When she was finished she folded her arms and shrugged. ‘Captain, it is the only way I can think of to kick down the doors, kill everyone who needs killing, and maybe,
Rolland pinched his lip between thumb and forefinger, a gesture she had already recognised as his giveaway. He was thinking of betting the pot.
47
MV
‘Oh, for fuck’s sake…’
‘I am sorry, Captain, but the storm, it put much stress on the engines, yes, much stress on everything, and this can be repaired but it will take time.’
Julianne examined the length of black steel-mesh tubing that was going to kill them all. It was less than an inch thick and just a foot long and it carried coolant to one of the
‘How much time do you need to fix this, Pankesh?’ asked Jules. ‘The truth. Don’t underestimate the difficulty’
‘It is a very specialised fitting, ma’am,’ he said as his two Dutch offsiders crowded in behind him, both of them looking equally despondent. ‘Three hours, minimum. Possibly up to five. You can run the other engine at half power, but that is all.’
She closed her eyes and breathed deeply. Her temples were throbbing. They had a break of twenty nautical miles on the
‘Okay,’ she said, standing up and turning away from the mess of spilled coolant. The engine room gleamed as white as ever, but it was eerily still with the power plant shut down. ‘All three of you will work on this as fast as you have ever worked on anything in your fucking lives. Got me? Maybe you’ll perform miracles. First, though, each of you get to the armoury and draw yourself a weapon. If they board us, we’ll need every hand we have – except for you, Pankesh. You keep working here. You don’t stop until one of them comes through that door, understood?’
The Sri Lankan’s frightened eyes were comically wide as he bobbed his head up and down.
‘Rohan, Urvan,’ she went on, ‘when I give the call to repel boarders, you’ll have to down tools here and come help out on deck? You understand that?’
The Dutchmen were both in their thirties, veterans of North Sea oil-rig tenders, who’d been stranded in Ecuador by the collapse of the airline carrying them home from a sex tour of Bangkok. They nodded and tried to look resolute, but she could tell neither of them wanted to leave the relative security of the engine room.
‘All right, everyone. Get your weapons, then get back to work. If you can pull a miracle out of your arses we won’t have to fight.’

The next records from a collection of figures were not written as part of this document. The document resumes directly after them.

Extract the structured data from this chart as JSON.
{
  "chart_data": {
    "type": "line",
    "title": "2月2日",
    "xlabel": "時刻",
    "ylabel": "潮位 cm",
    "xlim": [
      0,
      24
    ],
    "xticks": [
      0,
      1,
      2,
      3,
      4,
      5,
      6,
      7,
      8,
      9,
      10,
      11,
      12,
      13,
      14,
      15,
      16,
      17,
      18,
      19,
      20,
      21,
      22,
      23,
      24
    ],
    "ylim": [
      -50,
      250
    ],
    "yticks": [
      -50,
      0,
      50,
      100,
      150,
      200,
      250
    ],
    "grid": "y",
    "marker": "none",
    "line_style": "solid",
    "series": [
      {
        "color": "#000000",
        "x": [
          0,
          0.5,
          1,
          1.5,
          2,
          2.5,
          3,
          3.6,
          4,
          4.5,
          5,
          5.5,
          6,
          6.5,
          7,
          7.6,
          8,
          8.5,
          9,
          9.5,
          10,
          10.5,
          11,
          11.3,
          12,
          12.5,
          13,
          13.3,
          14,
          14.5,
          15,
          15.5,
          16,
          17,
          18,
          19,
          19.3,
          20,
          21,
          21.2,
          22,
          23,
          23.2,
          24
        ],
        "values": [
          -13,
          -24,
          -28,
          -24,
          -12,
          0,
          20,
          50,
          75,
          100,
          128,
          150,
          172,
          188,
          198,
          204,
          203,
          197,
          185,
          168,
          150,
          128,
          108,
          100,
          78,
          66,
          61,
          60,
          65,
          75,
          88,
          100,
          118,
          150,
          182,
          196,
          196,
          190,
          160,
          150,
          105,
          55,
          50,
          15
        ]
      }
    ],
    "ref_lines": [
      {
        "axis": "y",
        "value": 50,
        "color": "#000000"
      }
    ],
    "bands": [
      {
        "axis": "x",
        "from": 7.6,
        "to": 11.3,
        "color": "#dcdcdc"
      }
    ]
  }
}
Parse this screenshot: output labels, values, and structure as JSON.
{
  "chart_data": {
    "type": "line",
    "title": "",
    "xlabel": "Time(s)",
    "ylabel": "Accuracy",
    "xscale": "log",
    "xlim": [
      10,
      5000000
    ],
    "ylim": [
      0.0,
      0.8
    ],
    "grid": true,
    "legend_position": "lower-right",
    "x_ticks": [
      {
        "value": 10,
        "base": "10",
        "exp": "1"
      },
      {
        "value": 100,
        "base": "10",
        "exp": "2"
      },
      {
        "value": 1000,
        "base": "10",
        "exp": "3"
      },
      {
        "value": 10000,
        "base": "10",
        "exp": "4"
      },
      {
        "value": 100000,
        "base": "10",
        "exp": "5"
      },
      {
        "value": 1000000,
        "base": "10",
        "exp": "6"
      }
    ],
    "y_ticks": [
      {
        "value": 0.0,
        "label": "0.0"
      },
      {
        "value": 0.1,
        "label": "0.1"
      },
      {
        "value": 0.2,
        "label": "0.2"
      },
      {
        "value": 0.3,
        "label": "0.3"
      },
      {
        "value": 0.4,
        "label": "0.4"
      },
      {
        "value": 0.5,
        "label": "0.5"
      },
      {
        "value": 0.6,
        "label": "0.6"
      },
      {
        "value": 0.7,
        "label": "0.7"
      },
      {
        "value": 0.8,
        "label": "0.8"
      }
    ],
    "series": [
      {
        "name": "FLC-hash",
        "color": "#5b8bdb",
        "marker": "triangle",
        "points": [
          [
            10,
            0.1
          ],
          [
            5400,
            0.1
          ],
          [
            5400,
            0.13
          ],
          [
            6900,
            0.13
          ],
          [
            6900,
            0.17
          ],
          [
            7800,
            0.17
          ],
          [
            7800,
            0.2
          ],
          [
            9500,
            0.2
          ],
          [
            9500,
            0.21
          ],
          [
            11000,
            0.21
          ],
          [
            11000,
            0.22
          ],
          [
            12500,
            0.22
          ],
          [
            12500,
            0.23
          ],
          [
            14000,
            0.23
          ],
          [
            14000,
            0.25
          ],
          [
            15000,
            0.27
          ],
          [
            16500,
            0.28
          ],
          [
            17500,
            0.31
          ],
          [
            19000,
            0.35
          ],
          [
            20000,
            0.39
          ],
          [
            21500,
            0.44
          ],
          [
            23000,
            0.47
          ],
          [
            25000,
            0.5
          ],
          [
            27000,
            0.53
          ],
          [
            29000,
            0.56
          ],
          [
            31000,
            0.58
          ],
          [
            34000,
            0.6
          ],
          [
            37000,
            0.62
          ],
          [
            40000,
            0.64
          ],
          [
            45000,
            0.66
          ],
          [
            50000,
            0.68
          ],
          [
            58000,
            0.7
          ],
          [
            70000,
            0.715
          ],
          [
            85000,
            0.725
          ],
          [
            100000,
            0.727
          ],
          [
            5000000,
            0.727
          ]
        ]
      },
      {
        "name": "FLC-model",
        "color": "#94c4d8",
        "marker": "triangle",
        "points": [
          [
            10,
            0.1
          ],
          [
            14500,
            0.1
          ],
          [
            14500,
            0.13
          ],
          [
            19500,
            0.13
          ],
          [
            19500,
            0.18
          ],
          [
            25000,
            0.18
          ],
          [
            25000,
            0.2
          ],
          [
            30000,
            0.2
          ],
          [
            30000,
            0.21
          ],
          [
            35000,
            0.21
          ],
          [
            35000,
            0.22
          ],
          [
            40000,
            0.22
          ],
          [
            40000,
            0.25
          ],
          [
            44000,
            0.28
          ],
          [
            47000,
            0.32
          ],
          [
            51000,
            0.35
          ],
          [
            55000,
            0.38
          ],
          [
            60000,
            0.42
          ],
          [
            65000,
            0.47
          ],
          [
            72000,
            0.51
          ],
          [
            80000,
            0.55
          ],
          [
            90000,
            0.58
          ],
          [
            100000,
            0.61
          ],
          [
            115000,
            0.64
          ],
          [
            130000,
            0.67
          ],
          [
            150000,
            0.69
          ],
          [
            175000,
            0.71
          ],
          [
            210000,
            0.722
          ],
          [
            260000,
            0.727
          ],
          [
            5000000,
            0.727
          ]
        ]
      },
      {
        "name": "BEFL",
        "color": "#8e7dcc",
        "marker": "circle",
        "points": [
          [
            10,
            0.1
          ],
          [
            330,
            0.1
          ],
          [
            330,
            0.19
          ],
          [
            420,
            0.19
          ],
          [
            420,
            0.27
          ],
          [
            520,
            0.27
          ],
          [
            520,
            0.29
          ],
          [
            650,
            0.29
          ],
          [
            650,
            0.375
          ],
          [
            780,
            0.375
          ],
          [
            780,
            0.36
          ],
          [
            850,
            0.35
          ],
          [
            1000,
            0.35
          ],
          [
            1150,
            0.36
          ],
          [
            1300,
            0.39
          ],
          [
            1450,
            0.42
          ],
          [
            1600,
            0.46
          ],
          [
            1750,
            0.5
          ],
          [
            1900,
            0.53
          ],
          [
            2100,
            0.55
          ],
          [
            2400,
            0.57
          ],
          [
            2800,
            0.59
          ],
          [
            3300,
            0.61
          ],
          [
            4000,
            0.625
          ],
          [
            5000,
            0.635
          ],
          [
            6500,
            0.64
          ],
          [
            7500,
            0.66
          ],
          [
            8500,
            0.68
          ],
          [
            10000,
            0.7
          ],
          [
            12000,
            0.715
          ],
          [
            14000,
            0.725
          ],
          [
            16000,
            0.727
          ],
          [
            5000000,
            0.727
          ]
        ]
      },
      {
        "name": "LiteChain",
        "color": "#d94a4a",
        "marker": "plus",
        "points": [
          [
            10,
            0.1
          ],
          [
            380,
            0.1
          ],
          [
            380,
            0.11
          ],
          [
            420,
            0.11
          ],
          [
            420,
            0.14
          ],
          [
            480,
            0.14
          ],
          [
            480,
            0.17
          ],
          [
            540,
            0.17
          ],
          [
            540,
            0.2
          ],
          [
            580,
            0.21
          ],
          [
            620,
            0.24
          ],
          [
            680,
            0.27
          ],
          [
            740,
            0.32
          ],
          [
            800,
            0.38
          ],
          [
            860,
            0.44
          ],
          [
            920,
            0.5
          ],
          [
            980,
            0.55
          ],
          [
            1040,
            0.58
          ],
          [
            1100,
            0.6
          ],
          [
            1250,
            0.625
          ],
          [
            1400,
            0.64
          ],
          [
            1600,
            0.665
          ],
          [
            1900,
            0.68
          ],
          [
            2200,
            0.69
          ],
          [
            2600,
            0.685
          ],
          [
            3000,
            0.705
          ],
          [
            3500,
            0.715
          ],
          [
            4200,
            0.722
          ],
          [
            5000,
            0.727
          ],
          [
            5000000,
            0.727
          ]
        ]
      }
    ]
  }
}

She moved from one handhold to the next, negotiating an exit with the engineers on her tail. They’d left the storm behind twelve hours ago, but the sea was still a vista of churning, mountainous waves. At least it would make any boarding difficult. When the Dutchmen headed aft to the gym-turned-armoury, she hurried as best she could up to the main lounge, where she found Shah and Birendra engaged in the interminable process of teaching her passengers how to kill. She held on to the doorway to steady herself and beckoned Shah over when she caught his eye. He moved with fluid grace across the pitching deck, barely needing to check himself against the movement of the ship.
‘Yes, Miss Julianne? The engines, they are down?’
‘Yeah, and I don’t think we’re getting them back any time soon. How’re your pupils going, Mr Shah?’